Elle change tout net de direction, et en pleine contradiction avec ce qu’elle vient dire dire, me lance :

– De toutes façons, ce sont les locataires de cet immeuble qui font crotter leurs chiens dans l’herbe : je les vois faire. Ca ne sert à rien de mettre des grilles : il y aura toujours autant de crottes.

– Vous avez raison : certaines personnes de cet immeuble sont aussi sales que certaines des immeubles voisins qui passent dans nos jardins. Quant les grilles seront installées, les coupables seront moins nombreux et sans doute plus facilement repérables.

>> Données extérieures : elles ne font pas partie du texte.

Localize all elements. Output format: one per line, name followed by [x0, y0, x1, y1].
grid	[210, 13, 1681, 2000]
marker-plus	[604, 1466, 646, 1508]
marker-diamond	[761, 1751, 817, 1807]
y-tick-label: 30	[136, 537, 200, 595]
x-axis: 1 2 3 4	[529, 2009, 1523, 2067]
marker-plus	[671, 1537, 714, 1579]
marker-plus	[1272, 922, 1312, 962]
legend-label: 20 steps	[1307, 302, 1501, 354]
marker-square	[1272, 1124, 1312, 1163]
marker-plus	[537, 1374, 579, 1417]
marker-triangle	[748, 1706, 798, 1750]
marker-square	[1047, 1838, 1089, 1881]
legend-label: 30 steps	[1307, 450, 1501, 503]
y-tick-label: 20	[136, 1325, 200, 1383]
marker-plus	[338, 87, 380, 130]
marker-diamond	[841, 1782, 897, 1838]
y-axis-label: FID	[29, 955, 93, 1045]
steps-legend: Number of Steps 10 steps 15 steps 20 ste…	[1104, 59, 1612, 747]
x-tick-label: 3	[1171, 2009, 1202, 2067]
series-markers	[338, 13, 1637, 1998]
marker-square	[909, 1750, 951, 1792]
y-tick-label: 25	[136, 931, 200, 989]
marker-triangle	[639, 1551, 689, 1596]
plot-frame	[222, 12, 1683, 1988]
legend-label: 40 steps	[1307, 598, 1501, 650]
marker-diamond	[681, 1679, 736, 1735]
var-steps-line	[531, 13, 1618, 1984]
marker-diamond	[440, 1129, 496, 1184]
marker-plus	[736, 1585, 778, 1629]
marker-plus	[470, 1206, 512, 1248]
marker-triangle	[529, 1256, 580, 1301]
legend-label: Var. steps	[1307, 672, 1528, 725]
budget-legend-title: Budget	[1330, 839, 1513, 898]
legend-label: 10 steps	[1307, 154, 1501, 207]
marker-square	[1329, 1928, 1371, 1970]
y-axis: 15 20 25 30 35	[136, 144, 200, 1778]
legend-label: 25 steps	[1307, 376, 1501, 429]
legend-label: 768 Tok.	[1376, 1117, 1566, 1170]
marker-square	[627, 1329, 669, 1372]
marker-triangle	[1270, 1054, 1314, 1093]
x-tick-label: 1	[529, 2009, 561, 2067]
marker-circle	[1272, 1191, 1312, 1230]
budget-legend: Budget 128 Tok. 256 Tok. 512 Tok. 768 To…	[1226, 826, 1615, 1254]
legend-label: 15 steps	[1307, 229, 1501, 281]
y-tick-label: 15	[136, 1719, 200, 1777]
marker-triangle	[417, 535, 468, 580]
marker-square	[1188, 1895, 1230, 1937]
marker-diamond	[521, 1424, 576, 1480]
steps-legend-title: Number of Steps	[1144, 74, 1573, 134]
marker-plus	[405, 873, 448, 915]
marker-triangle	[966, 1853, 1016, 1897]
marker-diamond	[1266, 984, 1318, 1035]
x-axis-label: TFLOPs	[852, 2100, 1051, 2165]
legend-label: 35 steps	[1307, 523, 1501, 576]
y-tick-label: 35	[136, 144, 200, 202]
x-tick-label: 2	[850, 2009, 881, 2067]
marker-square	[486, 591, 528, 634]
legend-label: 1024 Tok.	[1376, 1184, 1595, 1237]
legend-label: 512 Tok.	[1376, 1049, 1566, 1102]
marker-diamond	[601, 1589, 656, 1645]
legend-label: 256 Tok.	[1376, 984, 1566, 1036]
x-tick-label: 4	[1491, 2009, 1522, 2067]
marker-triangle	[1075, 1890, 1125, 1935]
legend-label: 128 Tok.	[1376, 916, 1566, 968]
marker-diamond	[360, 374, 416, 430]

Elle s’attendait peut-être à une vive contradiction de ma part. Re-pivot à 180° :

– C’est comme chez ma fille, à Créteil. C’est d’une saleté repoussante. Elle habite un quartier où il y a des juifs. Tous les juifs sont sales.

Je décide d’être juive et lui souris :

– Ah bon ? Vous me trouvez sale ? Comme les propriétaires de chiens qui les laissent crotter dans l’herbe ?

Pincement de lèvres, recul du buste, tirage sur la laisse. Bouillante à l’intérieur, mais « indécrottablement » correcte, je lui ai quand même dit « au revoir ». Mais la prochaine fois que je la croise, il n’y aura sans doute pas de « bonjour ».